Abbreviations: HIFU, high-intensity focused ultrasound; AF, atrial fibrillation.

The safety of epicardial HIFU application for ventricular tachycardia ablation (Figure 5) was studied by Koruth et al using a swine model.31 In particular, the ability to focus the US beam and to avoid injury of adjacent structures was capitalized on, as HIFU application performed on top of coronary arteries did not result in significant coronary artery injury. Indeed, epicardial approaches to HIFU application may be important to consider for future use, as it may avoid collateral injury described with endocardial approaches and allow one to focus ablation to deeper sites. This approach may indeed prove beneficial for ablation of mid-myocardial and septal foci of ventricular tachycardia.

Figure 5 Epicardial ventricular ablation over a coronary artery.
Notes: (A) HIFU application on the epicardial aspect of the left ventricle over the left anterior descending artery. Note the absence of coronary artery injury. (B) Image (4×, Masson’s trichrome [MA]) shows transition from viable myocytes (left) to fibrotic border with inflammation (middle) to necrotic myocytes (right); (C) image (4×, hematoxylin-eosin [HE]) shows LAD with adventitial fibrosis (yellow arrow); (D) image (40×, HE) shows calcification of necrotic myocytes with giant cell (yellow arrow); (E) image (40×, HE) shows necrotic myocytes with nuclear loss (yellow arrow). Adapted from Koruth JS, Dukkipati S, Carrillo RG, et al. Safety and efficacy of high-intensity focused ultrasound atop coronary arteries during epicardial catheter ablation. Journal of Cardiovascular Electrophysiology. 2011;22:1274–1280.31 Copyright © 2011 Wiley Periodicals, Inc.
Abbreviations: HIFU, high-intensity focused ultrasound; LAD, left anterior descending artery.
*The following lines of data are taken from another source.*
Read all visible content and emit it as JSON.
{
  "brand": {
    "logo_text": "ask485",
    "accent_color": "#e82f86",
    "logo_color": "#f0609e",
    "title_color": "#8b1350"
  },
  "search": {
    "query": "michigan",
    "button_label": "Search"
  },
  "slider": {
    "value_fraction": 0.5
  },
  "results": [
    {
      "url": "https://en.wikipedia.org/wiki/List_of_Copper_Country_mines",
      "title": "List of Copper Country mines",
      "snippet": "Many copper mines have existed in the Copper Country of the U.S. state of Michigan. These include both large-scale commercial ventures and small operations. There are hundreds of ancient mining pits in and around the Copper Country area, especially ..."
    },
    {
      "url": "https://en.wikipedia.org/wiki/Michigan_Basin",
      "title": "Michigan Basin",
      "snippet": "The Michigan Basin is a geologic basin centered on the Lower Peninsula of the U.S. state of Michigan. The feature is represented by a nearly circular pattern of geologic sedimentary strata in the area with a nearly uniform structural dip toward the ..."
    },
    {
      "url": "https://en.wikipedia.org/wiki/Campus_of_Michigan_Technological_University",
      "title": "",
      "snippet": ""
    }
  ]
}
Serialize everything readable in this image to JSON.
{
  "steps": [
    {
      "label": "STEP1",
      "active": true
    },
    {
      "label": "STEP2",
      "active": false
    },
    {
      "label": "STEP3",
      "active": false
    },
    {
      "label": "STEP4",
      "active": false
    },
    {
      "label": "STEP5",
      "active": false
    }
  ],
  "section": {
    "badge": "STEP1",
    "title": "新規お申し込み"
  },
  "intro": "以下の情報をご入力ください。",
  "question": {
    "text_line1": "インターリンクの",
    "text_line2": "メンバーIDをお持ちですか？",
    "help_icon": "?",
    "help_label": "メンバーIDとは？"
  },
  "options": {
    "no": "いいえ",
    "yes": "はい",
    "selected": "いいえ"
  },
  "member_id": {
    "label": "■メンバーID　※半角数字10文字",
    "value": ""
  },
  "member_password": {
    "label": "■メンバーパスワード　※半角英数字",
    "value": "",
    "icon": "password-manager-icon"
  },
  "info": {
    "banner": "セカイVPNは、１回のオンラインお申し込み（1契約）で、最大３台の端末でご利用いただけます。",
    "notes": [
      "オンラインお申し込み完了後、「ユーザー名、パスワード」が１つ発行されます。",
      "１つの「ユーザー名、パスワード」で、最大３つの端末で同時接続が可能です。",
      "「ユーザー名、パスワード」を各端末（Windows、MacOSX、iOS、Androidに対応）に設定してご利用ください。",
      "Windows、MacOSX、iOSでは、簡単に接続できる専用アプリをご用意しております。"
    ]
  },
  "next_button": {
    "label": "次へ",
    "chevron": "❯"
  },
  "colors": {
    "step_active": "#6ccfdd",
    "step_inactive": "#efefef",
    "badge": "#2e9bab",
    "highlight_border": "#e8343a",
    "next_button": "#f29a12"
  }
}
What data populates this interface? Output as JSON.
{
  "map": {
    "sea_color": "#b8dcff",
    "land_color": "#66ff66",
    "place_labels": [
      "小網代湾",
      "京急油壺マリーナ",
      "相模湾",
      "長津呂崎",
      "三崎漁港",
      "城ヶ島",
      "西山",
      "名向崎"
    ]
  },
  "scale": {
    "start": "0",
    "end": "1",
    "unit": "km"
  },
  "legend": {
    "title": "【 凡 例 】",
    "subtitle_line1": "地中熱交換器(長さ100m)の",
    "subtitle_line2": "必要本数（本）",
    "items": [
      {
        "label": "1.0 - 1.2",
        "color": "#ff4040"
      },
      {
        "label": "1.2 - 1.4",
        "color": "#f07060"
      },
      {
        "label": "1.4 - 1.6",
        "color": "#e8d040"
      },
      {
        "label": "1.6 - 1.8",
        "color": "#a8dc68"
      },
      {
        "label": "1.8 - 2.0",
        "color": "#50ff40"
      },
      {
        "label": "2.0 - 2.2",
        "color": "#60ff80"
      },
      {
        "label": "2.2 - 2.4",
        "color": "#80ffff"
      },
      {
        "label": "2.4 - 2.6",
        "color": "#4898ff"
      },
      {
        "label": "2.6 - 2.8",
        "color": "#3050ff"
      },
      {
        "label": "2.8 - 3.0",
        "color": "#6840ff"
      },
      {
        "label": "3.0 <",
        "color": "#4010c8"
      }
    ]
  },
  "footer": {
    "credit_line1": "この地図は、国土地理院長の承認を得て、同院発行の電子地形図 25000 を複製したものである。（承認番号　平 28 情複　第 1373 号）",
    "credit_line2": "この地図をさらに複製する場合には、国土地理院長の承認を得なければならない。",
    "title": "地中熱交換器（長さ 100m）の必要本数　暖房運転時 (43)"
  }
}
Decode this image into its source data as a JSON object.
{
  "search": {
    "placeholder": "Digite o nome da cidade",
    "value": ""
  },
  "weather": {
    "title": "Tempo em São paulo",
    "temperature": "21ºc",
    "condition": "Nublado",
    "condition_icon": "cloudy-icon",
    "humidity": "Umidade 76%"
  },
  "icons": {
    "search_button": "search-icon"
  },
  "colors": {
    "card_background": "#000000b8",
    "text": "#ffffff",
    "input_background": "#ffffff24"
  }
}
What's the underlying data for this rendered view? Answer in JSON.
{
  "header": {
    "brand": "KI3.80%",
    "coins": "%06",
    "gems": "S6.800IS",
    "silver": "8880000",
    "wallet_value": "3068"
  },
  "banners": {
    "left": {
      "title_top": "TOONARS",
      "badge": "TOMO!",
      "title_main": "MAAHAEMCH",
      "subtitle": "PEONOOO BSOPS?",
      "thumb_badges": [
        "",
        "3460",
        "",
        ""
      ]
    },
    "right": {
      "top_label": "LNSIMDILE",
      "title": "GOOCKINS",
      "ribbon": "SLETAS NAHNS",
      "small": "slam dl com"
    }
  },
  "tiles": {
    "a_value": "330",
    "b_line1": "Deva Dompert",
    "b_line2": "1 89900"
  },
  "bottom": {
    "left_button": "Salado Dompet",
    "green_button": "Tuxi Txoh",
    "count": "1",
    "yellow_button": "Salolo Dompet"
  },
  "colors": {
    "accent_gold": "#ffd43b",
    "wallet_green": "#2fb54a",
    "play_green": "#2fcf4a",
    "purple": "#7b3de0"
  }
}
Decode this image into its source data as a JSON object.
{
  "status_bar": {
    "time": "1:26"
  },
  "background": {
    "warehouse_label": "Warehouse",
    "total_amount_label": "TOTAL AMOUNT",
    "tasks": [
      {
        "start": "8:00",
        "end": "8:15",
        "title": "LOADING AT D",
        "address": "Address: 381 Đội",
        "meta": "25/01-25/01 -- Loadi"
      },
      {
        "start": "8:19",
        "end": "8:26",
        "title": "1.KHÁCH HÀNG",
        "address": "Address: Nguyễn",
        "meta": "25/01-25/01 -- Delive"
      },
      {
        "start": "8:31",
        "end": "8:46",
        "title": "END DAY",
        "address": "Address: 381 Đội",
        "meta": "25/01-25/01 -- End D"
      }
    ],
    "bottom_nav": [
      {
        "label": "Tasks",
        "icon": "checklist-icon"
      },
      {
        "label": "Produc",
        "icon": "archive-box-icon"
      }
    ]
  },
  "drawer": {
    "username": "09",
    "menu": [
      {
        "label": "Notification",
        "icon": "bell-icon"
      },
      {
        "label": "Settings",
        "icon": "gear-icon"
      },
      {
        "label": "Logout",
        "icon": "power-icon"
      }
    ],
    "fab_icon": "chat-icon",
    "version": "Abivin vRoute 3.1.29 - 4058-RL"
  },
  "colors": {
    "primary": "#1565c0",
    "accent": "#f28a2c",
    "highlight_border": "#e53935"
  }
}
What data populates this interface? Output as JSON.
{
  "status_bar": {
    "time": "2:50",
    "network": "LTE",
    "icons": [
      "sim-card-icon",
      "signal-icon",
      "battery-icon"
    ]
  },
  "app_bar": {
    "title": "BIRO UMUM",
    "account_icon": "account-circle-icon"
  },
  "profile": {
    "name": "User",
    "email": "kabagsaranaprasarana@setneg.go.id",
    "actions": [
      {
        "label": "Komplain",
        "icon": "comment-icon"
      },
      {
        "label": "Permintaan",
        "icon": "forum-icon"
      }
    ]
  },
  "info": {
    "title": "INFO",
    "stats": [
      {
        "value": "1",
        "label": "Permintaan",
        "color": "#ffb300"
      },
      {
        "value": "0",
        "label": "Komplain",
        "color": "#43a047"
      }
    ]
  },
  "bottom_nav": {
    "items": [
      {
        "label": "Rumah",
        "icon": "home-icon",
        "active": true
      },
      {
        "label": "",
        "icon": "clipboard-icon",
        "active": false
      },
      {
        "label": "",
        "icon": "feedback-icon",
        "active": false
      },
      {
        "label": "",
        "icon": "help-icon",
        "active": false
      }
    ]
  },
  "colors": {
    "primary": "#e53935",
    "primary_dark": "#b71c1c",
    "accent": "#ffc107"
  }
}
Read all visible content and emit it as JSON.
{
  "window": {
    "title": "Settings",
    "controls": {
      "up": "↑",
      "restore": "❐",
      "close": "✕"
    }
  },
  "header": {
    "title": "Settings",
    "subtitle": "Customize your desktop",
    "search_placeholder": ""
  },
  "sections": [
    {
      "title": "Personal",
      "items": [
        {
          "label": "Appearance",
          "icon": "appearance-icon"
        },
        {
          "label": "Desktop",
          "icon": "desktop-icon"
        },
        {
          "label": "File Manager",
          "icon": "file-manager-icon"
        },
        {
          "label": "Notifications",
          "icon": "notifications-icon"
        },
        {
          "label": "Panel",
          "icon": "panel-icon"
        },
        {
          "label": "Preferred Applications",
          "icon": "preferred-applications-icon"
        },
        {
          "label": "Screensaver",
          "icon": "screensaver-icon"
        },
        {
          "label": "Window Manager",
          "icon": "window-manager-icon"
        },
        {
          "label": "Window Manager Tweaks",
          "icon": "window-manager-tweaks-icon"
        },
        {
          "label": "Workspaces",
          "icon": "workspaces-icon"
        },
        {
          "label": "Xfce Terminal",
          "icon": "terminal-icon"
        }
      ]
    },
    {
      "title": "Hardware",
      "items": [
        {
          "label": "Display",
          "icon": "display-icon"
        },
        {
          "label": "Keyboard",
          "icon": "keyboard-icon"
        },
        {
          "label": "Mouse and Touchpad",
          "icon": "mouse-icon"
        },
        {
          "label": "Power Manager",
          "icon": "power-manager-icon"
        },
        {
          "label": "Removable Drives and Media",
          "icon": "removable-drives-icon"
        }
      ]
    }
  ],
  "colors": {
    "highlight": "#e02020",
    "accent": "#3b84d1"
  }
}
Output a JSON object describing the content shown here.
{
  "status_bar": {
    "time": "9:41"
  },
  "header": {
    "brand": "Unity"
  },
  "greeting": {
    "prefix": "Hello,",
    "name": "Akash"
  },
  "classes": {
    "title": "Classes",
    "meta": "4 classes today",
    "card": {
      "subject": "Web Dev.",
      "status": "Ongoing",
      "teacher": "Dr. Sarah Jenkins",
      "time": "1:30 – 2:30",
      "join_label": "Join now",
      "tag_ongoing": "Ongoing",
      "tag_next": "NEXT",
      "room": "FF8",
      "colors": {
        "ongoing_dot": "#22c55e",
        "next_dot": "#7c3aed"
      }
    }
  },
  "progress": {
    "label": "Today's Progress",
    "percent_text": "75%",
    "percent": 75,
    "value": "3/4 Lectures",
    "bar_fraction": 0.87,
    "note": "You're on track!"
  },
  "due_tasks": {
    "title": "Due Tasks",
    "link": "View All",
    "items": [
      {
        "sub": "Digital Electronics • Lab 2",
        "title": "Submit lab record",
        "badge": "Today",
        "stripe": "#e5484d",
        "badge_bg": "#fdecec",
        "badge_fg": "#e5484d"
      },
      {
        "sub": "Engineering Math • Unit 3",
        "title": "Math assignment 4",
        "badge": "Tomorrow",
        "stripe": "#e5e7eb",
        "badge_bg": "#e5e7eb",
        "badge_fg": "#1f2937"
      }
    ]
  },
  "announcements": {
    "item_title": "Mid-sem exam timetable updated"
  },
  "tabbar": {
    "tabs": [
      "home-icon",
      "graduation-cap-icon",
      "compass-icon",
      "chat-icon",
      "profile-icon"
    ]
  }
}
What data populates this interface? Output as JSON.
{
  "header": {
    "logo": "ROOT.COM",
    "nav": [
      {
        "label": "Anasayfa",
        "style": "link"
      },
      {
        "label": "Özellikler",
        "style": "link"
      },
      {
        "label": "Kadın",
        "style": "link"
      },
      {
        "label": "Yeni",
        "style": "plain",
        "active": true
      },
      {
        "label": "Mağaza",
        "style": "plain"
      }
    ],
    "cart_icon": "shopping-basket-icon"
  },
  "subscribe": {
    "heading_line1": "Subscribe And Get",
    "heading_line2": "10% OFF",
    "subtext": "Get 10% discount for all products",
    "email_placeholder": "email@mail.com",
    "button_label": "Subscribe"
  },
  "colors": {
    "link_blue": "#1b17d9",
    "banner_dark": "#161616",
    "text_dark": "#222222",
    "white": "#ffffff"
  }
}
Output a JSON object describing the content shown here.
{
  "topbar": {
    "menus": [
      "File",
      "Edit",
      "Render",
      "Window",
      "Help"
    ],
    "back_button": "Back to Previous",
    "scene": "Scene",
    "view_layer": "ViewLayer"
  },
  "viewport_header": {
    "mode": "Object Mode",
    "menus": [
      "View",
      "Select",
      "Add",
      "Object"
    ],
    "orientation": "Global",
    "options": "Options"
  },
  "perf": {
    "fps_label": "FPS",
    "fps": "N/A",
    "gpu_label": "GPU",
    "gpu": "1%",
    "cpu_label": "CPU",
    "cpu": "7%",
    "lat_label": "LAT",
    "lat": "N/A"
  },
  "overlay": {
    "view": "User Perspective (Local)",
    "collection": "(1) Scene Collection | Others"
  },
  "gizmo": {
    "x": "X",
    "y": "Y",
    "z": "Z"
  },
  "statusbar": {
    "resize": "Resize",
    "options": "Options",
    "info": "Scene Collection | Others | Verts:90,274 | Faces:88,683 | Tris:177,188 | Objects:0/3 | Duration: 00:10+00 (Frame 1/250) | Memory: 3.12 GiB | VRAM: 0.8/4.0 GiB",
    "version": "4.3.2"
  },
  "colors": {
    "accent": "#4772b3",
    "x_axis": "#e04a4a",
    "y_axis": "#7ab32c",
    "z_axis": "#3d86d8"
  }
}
Summary and future perspective

Current transvenous HIFU ablation for AT carries a high complication rate. With the availability of other techniques (cryoballoon, circular RF catheters), it seems unlikely that this procedure will regain popularity. However, the utility of this approach may not be lost due to its potential for extracorporeal and epicardial ablation.

Disclosure

The authors report no conflicts of interest in this work.